Power Rankings For Tom Ricketts

Every week I do Power Rankings as a filler post for a week full of Kevin Gregg bashing and Jim Hendry fat jokes. This week's Power Rankings should be used as a guide by new Cubs owner Tom Ricketts, who's got a lot of work to do if he wants to make this franchise not suck.

1. Clean house in the front office. It's time to take out the trash at Tribune Tower. The Cubs have only four division titles and a Wild Card berth to show for about 28 years of TribCo. ownership, so needless to say it is time for a change.

If you want to go out and "re-assign" guys like Crane Kenney, Jim Hendry and others, that's fine. But some new faces and ideas need to accompany a new ownership. Unless you want the next 30 years to resemble the last 30 years.

2. Set the following ultimatum. Make a memo to whoever follows Jim Hendry as your GM, assuming you "re-assign" him to the local Dunkin' Donuts over on Addison & Lincoln. Tell the GM that anyone is tradeable. Anyone. Prospects. Big leaguers. Anyone. Everyone.

There are no untouchables. Looking at the Cubs' recent past of those deemed untouchable, none of them have lived up to the hype. Mark Prior was great until Dusty Baker threw his arm out. Kerry Wood was too, and if not for a stint in the bullpen, he would be out of the league too. Felix Pie and Corey Patterson were basically the same guy.

So it's simple: if someone calls and asks for this year's hot prospect, listen.

3. Develop a minor league system. Sign scouts. Lots of them. Send 'em throughout the country. Send them throughout the world. There is no reason for a major market team to ignore the fact that it needs a reputable farm system to be a successful ball club.

4. Get Pat & Ron a third wheel. Pat Hughes is one of radio's best play-by-play voices, don't you think it's time to get him an analyst whose analyzation of the game goes beyond screaming "Yeeeaaah!" when something goes well and "Nooooo!" when it doesn't. Keep Ron Santo in the booth, bring back Keith Moreland -- he was great as a fill in and I have no doubt he can do it over a 162 game season.

5. Hire a team shrink. There are more head cases on the Cubs roster than in most mental wards. We know you've got money Mr. Ricketts, let's get Alfonso Soriano, Milton Bradley and others the help they so desperately need.

6. Lower ticket prices. I shouldn't have to sell my first born son and a child to be named later to get a pair of good seats at the ball park.

7. Lower beer prices. I shouldn't have to take out an additional loan to have a brew or two (or 10) at the ball park.

8. Do not buy a jumbotron. Unless you like wasting money, of course. It would be an eye sore ... and real fans do not need animated buffoonery to tell them when to chant, clap and cheer.

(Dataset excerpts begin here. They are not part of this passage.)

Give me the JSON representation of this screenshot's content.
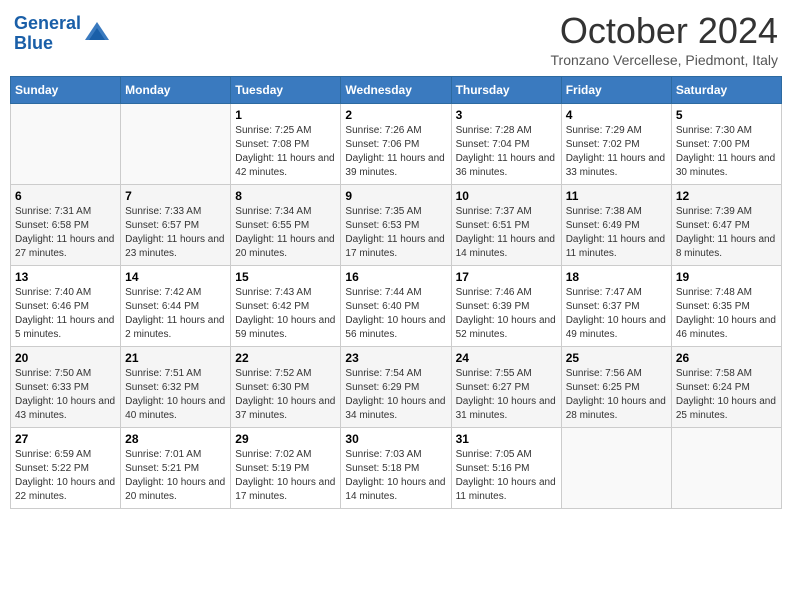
{
  "header": {
    "logo_line1": "General",
    "logo_line2": "Blue",
    "month_title": "October 2024",
    "subtitle": "Tronzano Vercellese, Piedmont, Italy"
  },
  "days_of_week": [
    "Sunday",
    "Monday",
    "Tuesday",
    "Wednesday",
    "Thursday",
    "Friday",
    "Saturday"
  ],
  "weeks": [
    [
      {
        "day": "",
        "sunrise": "",
        "sunset": "",
        "daylight": ""
      },
      {
        "day": "",
        "sunrise": "",
        "sunset": "",
        "daylight": ""
      },
      {
        "day": "1",
        "sunrise": "Sunrise: 7:25 AM",
        "sunset": "Sunset: 7:08 PM",
        "daylight": "Daylight: 11 hours and 42 minutes."
      },
      {
        "day": "2",
        "sunrise": "Sunrise: 7:26 AM",
        "sunset": "Sunset: 7:06 PM",
        "daylight": "Daylight: 11 hours and 39 minutes."
      },
      {
        "day": "3",
        "sunrise": "Sunrise: 7:28 AM",
        "sunset": "Sunset: 7:04 PM",
        "daylight": "Daylight: 11 hours and 36 minutes."
      },
      {
        "day": "4",
        "sunrise": "Sunrise: 7:29 AM",
        "sunset": "Sunset: 7:02 PM",
        "daylight": "Daylight: 11 hours and 33 minutes."
      },
      {
        "day": "5",
        "sunrise": "Sunrise: 7:30 AM",
        "sunset": "Sunset: 7:00 PM",
        "daylight": "Daylight: 11 hours and 30 minutes."
      }
    ],
    [
      {
        "day": "6",
        "sunrise": "Sunrise: 7:31 AM",
        "sunset": "Sunset: 6:58 PM",
        "daylight": "Daylight: 11 hours and 27 minutes."
      },
      {
        "day": "7",
        "sunrise": "Sunrise: 7:33 AM",
        "sunset": "Sunset: 6:57 PM",
        "daylight": "Daylight: 11 hours and 23 minutes."
      },
      {
        "day": "8",
        "sunrise": "Sunrise: 7:34 AM",
        "sunset": "Sunset: 6:55 PM",
        "daylight": "Daylight: 11 hours and 20 minutes."
      },
      {
        "day": "9",
        "sunrise": "Sunrise: 7:35 AM",
        "sunset": "Sunset: 6:53 PM",
        "daylight": "Daylight: 11 hours and 17 minutes."
      },
      {
        "day": "10",
        "sunrise": "Sunrise: 7:37 AM",
        "sunset": "Sunset: 6:51 PM",
        "daylight": "Daylight: 11 hours and 14 minutes."
      },
      {
        "day": "11",
        "sunrise": "Sunrise: 7:38 AM",
        "sunset": "Sunset: 6:49 PM",
        "daylight": "Daylight: 11 hours and 11 minutes."
      },
      {
        "day": "12",
        "sunrise": "Sunrise: 7:39 AM",
        "sunset": "Sunset: 6:47 PM",
        "daylight": "Daylight: 11 hours and 8 minutes."
      }
    ],
    [
      {
        "day": "13",
        "sunrise": "Sunrise: 7:40 AM",
        "sunset": "Sunset: 6:46 PM",
        "daylight": "Daylight: 11 hours and 5 minutes."
      },
      {
        "day": "14",
        "sunrise": "Sunrise: 7:42 AM",
        "sunset": "Sunset: 6:44 PM",
        "daylight": "Daylight: 11 hours and 2 minutes."
      },
      {
        "day": "15",
        "sunrise": "Sunrise: 7:43 AM",
        "sunset": "Sunset: 6:42 PM",
        "daylight": "Daylight: 10 hours and 59 minutes."
      },
      {
        "day": "16",
        "sunrise": "Sunrise: 7:44 AM",
        "sunset": "Sunset: 6:40 PM",
        "daylight": "Daylight: 10 hours and 56 minutes."
      },
      {
        "day": "17",
        "sunrise": "Sunrise: 7:46 AM",
        "sunset": "Sunset: 6:39 PM",
        "daylight": "Daylight: 10 hours and 52 minutes."
      },
      {
        "day": "18",
        "sunrise": "Sunrise: 7:47 AM",
        "sunset": "Sunset: 6:37 PM",
        "daylight": "Daylight: 10 hours and 49 minutes."
      },
      {
        "day": "19",
        "sunrise": "Sunrise: 7:48 AM",
        "sunset": "Sunset: 6:35 PM",
        "daylight": "Daylight: 10 hours and 46 minutes."
      }
    ],
    [
      {
        "day": "20",
        "sunrise": "Sunrise: 7:50 AM",
        "sunset": "Sunset: 6:33 PM",
        "daylight": "Daylight: 10 hours and 43 minutes."
      },
      {
        "day": "21",
        "sunrise": "Sunrise: 7:51 AM",
        "sunset": "Sunset: 6:32 PM",
        "daylight": "Daylight: 10 hours and 40 minutes."
      },
      {
        "day": "22",
        "sunrise": "Sunrise: 7:52 AM",
        "sunset": "Sunset: 6:30 PM",
        "daylight": "Daylight: 10 hours and 37 minutes."
      },
      {
        "day": "23",
        "sunrise": "Sunrise: 7:54 AM",
        "sunset": "Sunset: 6:29 PM",
        "daylight": "Daylight: 10 hours and 34 minutes."
      },
      {
        "day": "24",
        "sunrise": "Sunrise: 7:55 AM",
        "sunset": "Sunset: 6:27 PM",
        "daylight": "Daylight: 10 hours and 31 minutes."
      },
      {
        "day": "25",
        "sunrise": "Sunrise: 7:56 AM",
        "sunset": "Sunset: 6:25 PM",
        "daylight": "Daylight: 10 hours and 28 minutes."
      },
      {
        "day": "26",
        "sunrise": "Sunrise: 7:58 AM",
        "sunset": "Sunset: 6:24 PM",
        "daylight": "Daylight: 10 hours and 25 minutes."
      }
    ],
    [
      {
        "day": "27",
        "sunrise": "Sunrise: 6:59 AM",
        "sunset": "Sunset: 5:22 PM",
        "daylight": "Daylight: 10 hours and 22 minutes."
      },
      {
        "day": "28",
        "sunrise": "Sunrise: 7:01 AM",
        "sunset": "Sunset: 5:21 PM",
        "daylight": "Daylight: 10 hours and 20 minutes."
      },
      {
        "day": "29",
        "sunrise": "Sunrise: 7:02 AM",
        "sunset": "Sunset: 5:19 PM",
        "daylight": "Daylight: 10 hours and 17 minutes."
      },
      {
        "day": "30",
        "sunrise": "Sunrise: 7:03 AM",
        "sunset": "Sunset: 5:18 PM",
        "daylight": "Daylight: 10 hours and 14 minutes."
      },
      {
        "day": "31",
        "sunrise": "Sunrise: 7:05 AM",
        "sunset": "Sunset: 5:16 PM",
        "daylight": "Daylight: 10 hours and 11 minutes."
      },
      {
        "day": "",
        "sunrise": "",
        "sunset": "",
        "daylight": ""
      },
      {
        "day": "",
        "sunrise": "",
        "sunset": "",
        "daylight": ""
      }
    ]
  ]
}
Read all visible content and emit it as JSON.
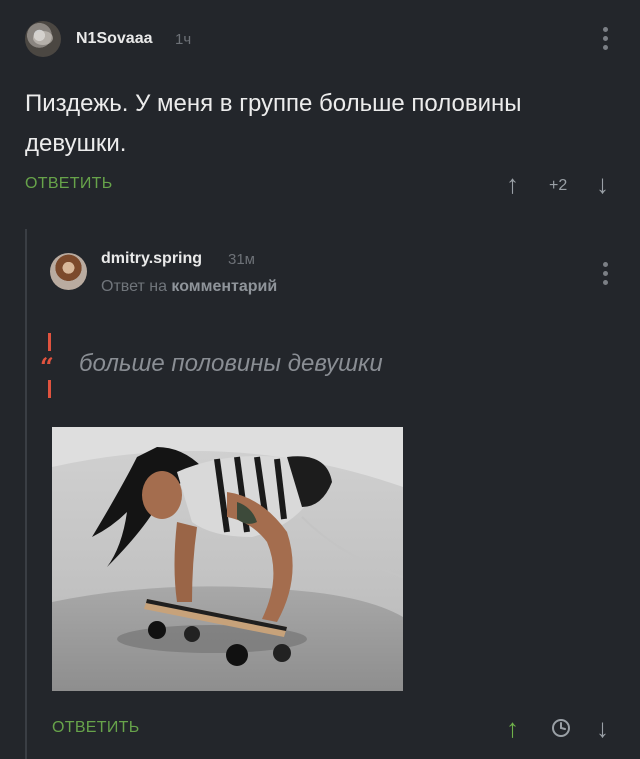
{
  "comment": {
    "username": "N1Sovaaa",
    "time": "1ч",
    "text": "Пиздежь. У меня в группе больше половины девушки.",
    "reply_label": "ОТВЕТИТЬ",
    "score": "+2"
  },
  "reply": {
    "username": "dmitry.spring",
    "time": "31м",
    "reply_to_prefix": "Ответ на",
    "reply_to_target": "комментарий",
    "quote_mark": "“",
    "quote": "больше половины девушки",
    "reply_label": "ОТВЕТИТЬ"
  },
  "colors": {
    "background": "#23262b",
    "accent_green": "#67a34a",
    "quote_red": "#e0533f"
  },
  "icons": {
    "upvote": "arrow-up-icon",
    "downvote": "arrow-down-icon",
    "more": "more-vertical-icon",
    "saved": "clock-icon"
  }
}
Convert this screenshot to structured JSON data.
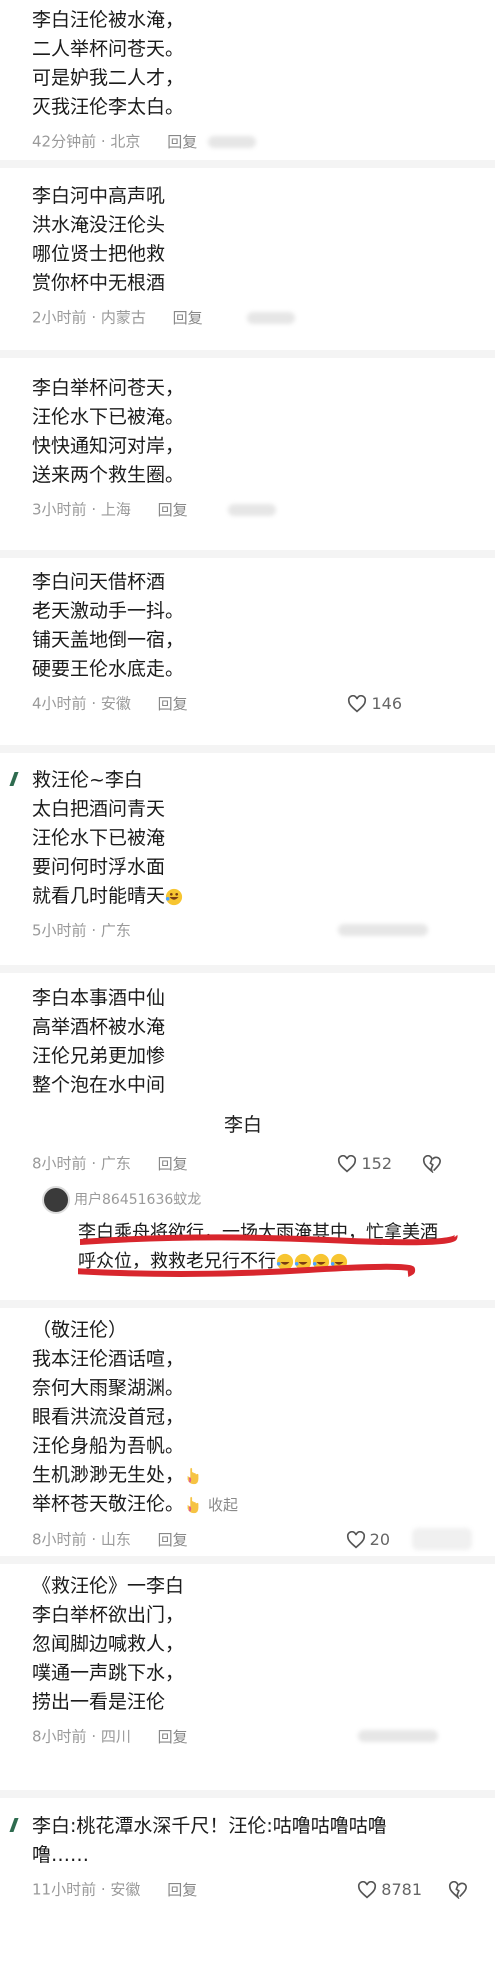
{
  "reply_label": "回复",
  "comments": [
    {
      "lines": [
        "李白汪伦被水淹，",
        "二人举杯问苍天。",
        "可是妒我二人才，",
        "灭我汪伦李太白。"
      ],
      "time": "42分钟前",
      "location": "北京"
    },
    {
      "lines": [
        "李白河中高声吼",
        "洪水淹没汪伦头",
        "哪位贤士把他救",
        "赏你杯中无根酒"
      ],
      "time": "2小时前",
      "location": "内蒙古"
    },
    {
      "lines": [
        "李白举杯问苍天，",
        "汪伦水下已被淹。",
        "快快通知河对岸，",
        "送来两个救生圈。"
      ],
      "time": "3小时前",
      "location": "上海"
    },
    {
      "lines": [
        "李白问天借杯酒",
        "老天激动手一抖。",
        "铺天盖地倒一宿，",
        "硬要王伦水底走。"
      ],
      "time": "4小时前",
      "location": "安徽",
      "likes": "146"
    },
    {
      "lines": [
        "救汪伦~李白",
        "太白把酒问青天",
        "汪伦水下已被淹",
        "要问何时浮水面",
        "就看几时能晴天"
      ],
      "time": "5小时前",
      "location": "广东"
    },
    {
      "lines": [
        "李白本事酒中仙",
        "高举酒杯被水淹",
        "汪伦兄弟更加惨",
        "整个泡在水中间"
      ],
      "signature": "李白",
      "time": "8小时前",
      "location": "广东",
      "likes": "152",
      "sub_reply": {
        "user": "用户86451636蚊龙",
        "text": "李白乘舟将欲行，一场大雨淹其中，忙拿美酒呼众位，救救老兄行不行"
      }
    },
    {
      "lines": [
        "（敬汪伦）",
        "我本汪伦酒话喧，",
        "奈何大雨聚湖渊。",
        "眼看洪流没首冠，",
        "汪伦身船为吾帆。",
        "生机渺渺无生处，",
        "举杯苍天敬汪伦。"
      ],
      "collapse": "收起",
      "time": "8小时前",
      "location": "山东",
      "likes": "20"
    },
    {
      "lines": [
        "《救汪伦》一李白",
        "李白举杯欲出门，",
        "忽闻脚边喊救人，",
        "噗通一声跳下水，",
        "捞出一看是汪伦"
      ],
      "time": "8小时前",
      "location": "四川"
    },
    {
      "lines": [
        "李白:桃花潭水深千尺！汪伦:咕噜咕噜咕噜",
        "噜……"
      ],
      "time": "11小时前",
      "location": "安徽",
      "likes": "8781"
    }
  ]
}
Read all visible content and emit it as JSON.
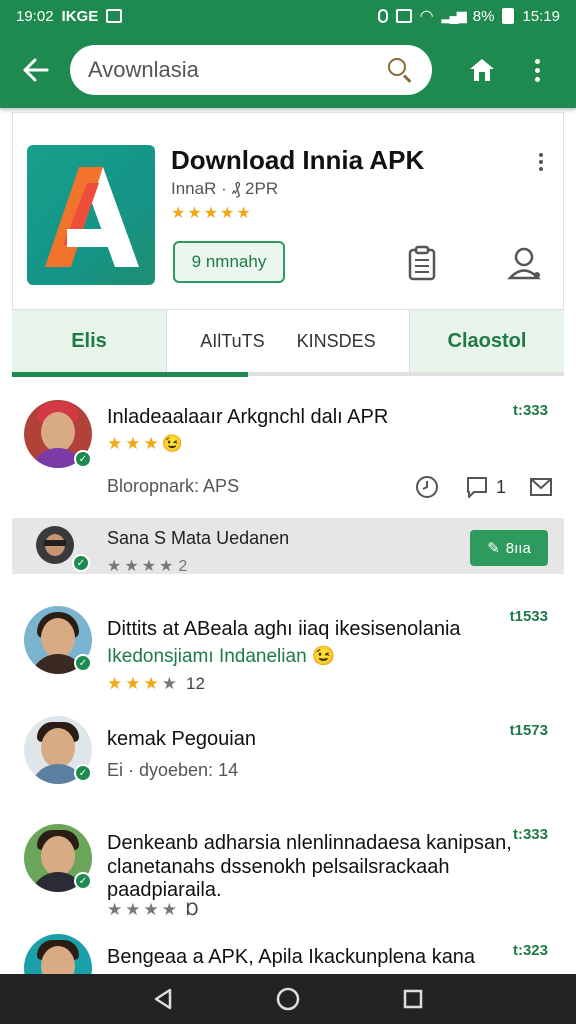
{
  "status_bar": {
    "time": "19:02",
    "left_label": "IKGE",
    "battery": "8%",
    "clock_right": "15:19"
  },
  "search": {
    "value": "Avownlasia"
  },
  "app": {
    "title": "Download Innia APK",
    "meta": "InnaR · ₰ 2PR",
    "stars": "★★★★★",
    "install_label": "9 nmnahy"
  },
  "tabs": {
    "tab1": "Elis",
    "tab2a": "AIlTuTS",
    "tab2b": "KINSDES",
    "tab3": "Claostol"
  },
  "reviews": [
    {
      "title": "Inladeaalaaır Arkgnchl dalı APR",
      "price": "t:333",
      "stars": "★★★",
      "stars_gray": "",
      "emoji": "😉",
      "meta": "Bloropnark: APS",
      "comment_count": "1"
    },
    {
      "title": "Dittits at ABeala aghı iiaq ikesisenolania",
      "subtitle": "Ikedonsjiamı Indanelian 😉",
      "price": "t1533",
      "stars": "★★★",
      "stars_gray": "★",
      "rating_count": "12"
    },
    {
      "title": "kemak Pegouian",
      "meta": "Ei · dyoeben: 14",
      "price": "t1573"
    },
    {
      "title": "Denkeanb adharsia nlenlinnadaesa kanipsan,",
      "title2": "clanetanahs dssenokh pelsailsrackaah paadpiaraila.",
      "price": "t:333",
      "stars_gray": "★★★★",
      "rating_count": "Ɒ"
    },
    {
      "title": "Bengeaa a APK, Apila Ikackunplena kana",
      "price": "t:323"
    }
  ],
  "highlight": {
    "title": "Sana S Mata Uedanen",
    "stars": "★★★★",
    "count": "2",
    "button_label": "8ııa"
  },
  "colors": {
    "primary": "#1e8a4f",
    "star": "#f0a818"
  }
}
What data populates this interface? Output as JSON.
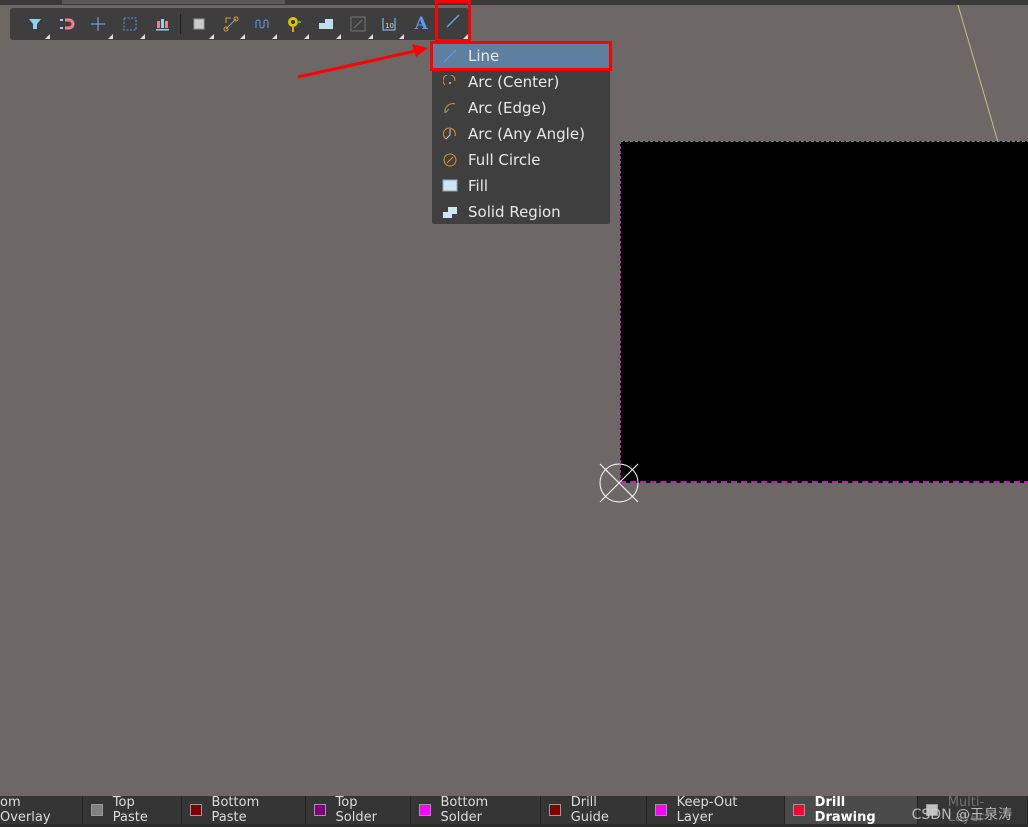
{
  "toolbar": {
    "items": [
      {
        "icon": "filter-icon"
      },
      {
        "icon": "magnet-icon"
      },
      {
        "icon": "crosshair-icon"
      },
      {
        "icon": "select-rect-icon"
      },
      {
        "icon": "align-icon"
      },
      {
        "icon": "component-icon"
      },
      {
        "icon": "route-icon"
      },
      {
        "icon": "diff-pair-icon"
      },
      {
        "icon": "via-icon"
      },
      {
        "icon": "region-icon"
      },
      {
        "icon": "keepout-icon"
      },
      {
        "icon": "dimension-icon"
      },
      {
        "icon": "text-icon",
        "label": "A"
      },
      {
        "icon": "line-icon"
      }
    ]
  },
  "menu": {
    "items": [
      {
        "label": "Line",
        "icon": "line-icon",
        "selected": true
      },
      {
        "label": "Arc (Center)",
        "icon": "arc-center-icon"
      },
      {
        "label": "Arc (Edge)",
        "icon": "arc-edge-icon"
      },
      {
        "label": "Arc (Any Angle)",
        "icon": "arc-any-angle-icon"
      },
      {
        "label": "Full Circle",
        "icon": "full-circle-icon"
      },
      {
        "label": "Fill",
        "icon": "fill-icon"
      },
      {
        "label": "Solid Region",
        "icon": "solid-region-icon"
      }
    ]
  },
  "layers": [
    {
      "label": "om Overlay",
      "color": null
    },
    {
      "label": "Top Paste",
      "color": "#808080"
    },
    {
      "label": "Bottom Paste",
      "color": "#800000"
    },
    {
      "label": "Top Solder",
      "color": "#800080"
    },
    {
      "label": "Bottom Solder",
      "color": "#ff00ff"
    },
    {
      "label": "Drill Guide",
      "color": "#800000"
    },
    {
      "label": "Keep-Out Layer",
      "color": "#ff00ff"
    },
    {
      "label": "Drill Drawing",
      "color": "#ff0033",
      "active": true
    },
    {
      "label": "Multi-Layer",
      "color": "#c0c0c0"
    }
  ],
  "watermark": "CSDN @王泉涛",
  "colors": {
    "highlight": "#ff0000",
    "menu_selected": "#5f7fa0",
    "canvas": "#6d6866"
  }
}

9. Do not listen to Steve Stone. There's a reason the Stone Pony is spending his season sitting next to Hawk Harrelson and listening to his tales of Carl Yastrzemski and how unlucky you have to be to get a ticket in Caracas, Venezuela rather than being a general manager out there.

10. Read this blog. It's entertaining. Witty. And real. Some Cubs blogs think everything is hunky-dory. Others like to use cuss words to grab the attention their parents didn't give them as a child. This blog, at least when I write, is an independent thought that refuses to succumb to the pressures from the Cardinals & White Sox bloggers throughout this site -- and others.